A Modernist-Inspired Farmhouse In The Byron Bay Hinterland

The brief for this farmhouse in Brooklet stipulated a ‘simple, special and functional’ home.

Given this and the Northern Rivers site with expansive rolling hill views, Seven Mile Architects identified mid-century modernist architecture as a suitable style for the new house.

Their list of references spanned from the 1959 artist Pierre Soulages designed by Jean Rouzaud in Sète, France, to contemporary interpretations such as the 2015 Sapphire House by Virginia Kerridge in nearby Lennox Head.

‘The principles of modernist architecture, emphasising open, light-filled spaces with a strong indoor-outdoor connection, aligned with their vision and also seemed well-suited for the site with such expansive vistas in most directions,’ says architect Jessica Blair.

The resulting home adopts a Z-shaped floor plan that positions the open-plan dining, kitchen, and living area on an even plain. Floor-to-ceiling doors slide away to completely open this area up to the outdoor entertaining and pool area.

The bedrooms are contained to their own wing of the home, which maintains the same connection to the outdoors through multiple direct openings and strategic landscaping that simultaneously ensures privacy to the bathrooms.
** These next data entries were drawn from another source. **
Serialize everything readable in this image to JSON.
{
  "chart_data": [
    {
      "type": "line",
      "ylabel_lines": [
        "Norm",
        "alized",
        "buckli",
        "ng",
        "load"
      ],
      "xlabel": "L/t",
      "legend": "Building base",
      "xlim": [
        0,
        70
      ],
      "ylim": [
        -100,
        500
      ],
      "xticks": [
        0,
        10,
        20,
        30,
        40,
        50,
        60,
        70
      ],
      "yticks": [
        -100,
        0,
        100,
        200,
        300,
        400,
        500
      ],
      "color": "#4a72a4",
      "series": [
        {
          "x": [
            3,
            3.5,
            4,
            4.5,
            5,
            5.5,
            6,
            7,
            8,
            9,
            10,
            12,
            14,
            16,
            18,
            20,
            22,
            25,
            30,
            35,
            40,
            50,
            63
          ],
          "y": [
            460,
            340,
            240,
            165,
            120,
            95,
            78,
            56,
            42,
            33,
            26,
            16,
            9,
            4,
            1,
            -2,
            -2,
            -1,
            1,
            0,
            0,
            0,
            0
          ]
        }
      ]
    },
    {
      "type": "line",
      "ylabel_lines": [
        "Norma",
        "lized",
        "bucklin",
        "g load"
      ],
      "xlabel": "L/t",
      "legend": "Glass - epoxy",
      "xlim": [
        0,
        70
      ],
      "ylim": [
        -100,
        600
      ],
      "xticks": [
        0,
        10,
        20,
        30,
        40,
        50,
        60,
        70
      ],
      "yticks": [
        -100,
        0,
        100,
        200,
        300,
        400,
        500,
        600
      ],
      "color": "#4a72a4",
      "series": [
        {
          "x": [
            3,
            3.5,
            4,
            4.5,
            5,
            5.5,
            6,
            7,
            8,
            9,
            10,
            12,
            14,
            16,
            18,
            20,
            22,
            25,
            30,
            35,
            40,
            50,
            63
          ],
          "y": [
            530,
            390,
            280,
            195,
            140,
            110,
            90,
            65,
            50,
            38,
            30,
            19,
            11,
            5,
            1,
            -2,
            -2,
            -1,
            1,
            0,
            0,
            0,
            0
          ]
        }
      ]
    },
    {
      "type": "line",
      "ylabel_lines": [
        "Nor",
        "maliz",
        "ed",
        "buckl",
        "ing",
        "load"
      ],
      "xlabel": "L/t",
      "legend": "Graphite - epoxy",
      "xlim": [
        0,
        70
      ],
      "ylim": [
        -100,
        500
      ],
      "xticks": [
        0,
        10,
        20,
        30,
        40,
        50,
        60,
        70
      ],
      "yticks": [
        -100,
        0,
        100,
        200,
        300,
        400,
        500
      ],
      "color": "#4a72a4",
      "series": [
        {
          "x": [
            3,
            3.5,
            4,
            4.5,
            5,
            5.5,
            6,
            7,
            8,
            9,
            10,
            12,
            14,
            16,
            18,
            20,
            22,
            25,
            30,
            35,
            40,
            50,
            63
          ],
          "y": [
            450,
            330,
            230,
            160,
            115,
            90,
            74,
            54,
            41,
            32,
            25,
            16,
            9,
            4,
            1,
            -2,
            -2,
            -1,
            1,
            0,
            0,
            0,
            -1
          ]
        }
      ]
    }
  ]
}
On the other side of the house, a spacious carport houses all utilities, connecting to a mudroom and laundry where muddy boots can be left behind before stepping inside.
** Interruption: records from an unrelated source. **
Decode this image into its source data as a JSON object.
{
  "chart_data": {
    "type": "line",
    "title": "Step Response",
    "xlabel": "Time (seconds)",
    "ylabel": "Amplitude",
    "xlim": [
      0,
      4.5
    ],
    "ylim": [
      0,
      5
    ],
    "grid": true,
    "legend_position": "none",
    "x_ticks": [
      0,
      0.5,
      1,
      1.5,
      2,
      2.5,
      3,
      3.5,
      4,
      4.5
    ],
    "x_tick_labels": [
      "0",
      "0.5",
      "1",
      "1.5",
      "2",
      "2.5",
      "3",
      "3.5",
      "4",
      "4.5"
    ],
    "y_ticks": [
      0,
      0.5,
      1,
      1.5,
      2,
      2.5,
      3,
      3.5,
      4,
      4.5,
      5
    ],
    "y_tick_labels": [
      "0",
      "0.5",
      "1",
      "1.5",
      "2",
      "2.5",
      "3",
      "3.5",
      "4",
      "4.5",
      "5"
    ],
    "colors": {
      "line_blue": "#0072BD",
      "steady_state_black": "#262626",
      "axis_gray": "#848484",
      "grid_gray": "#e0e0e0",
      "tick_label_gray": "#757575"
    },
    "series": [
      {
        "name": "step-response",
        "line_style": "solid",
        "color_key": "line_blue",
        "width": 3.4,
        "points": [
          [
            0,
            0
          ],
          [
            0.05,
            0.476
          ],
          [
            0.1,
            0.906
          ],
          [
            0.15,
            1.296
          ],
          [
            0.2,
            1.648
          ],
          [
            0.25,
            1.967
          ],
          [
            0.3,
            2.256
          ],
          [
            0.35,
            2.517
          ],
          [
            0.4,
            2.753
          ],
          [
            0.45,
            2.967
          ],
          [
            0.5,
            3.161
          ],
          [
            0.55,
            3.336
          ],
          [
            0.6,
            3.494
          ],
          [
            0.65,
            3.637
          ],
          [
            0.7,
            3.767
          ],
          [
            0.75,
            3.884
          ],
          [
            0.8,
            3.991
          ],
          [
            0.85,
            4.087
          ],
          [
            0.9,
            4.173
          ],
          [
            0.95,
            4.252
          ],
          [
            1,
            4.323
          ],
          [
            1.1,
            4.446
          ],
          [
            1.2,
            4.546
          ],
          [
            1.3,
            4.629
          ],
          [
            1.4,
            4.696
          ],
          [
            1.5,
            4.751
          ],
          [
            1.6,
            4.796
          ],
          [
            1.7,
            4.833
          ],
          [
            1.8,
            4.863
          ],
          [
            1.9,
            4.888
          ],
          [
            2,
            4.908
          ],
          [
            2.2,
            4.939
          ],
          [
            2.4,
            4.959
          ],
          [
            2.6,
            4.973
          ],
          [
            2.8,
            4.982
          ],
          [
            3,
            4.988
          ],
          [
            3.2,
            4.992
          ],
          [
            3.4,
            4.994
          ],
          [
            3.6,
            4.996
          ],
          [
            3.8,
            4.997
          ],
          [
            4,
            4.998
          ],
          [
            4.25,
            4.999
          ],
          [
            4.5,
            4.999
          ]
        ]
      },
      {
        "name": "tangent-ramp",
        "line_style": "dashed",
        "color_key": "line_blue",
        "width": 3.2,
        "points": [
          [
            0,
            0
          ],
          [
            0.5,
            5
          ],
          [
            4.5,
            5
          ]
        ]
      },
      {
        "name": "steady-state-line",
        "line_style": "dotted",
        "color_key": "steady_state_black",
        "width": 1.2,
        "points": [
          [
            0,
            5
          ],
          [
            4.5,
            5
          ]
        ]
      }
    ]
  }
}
Aesthetically, simple forms and linear elements hark back to the modernist principles of the home.

Chalky limewash paint coats the external render, harmonising with limestone crazy paving that extends from low-maintenance burnished concrete floors internally.

Calacatta viola stone in the kitchen provides a focal point, softened by curving shapes across the joinery and banquette seat.

Despite its relatively large size, this house doesn’t feel overbearing upon approach.

Seven Mile Architects are proud of how the home sits within the landscape, achieved by ‘stepping down’ the bedroom wing within the hillside. ‘This also creates a layering effect with the roof lines,’ says Jessica.

The landscape remains the hero, as nature always intended.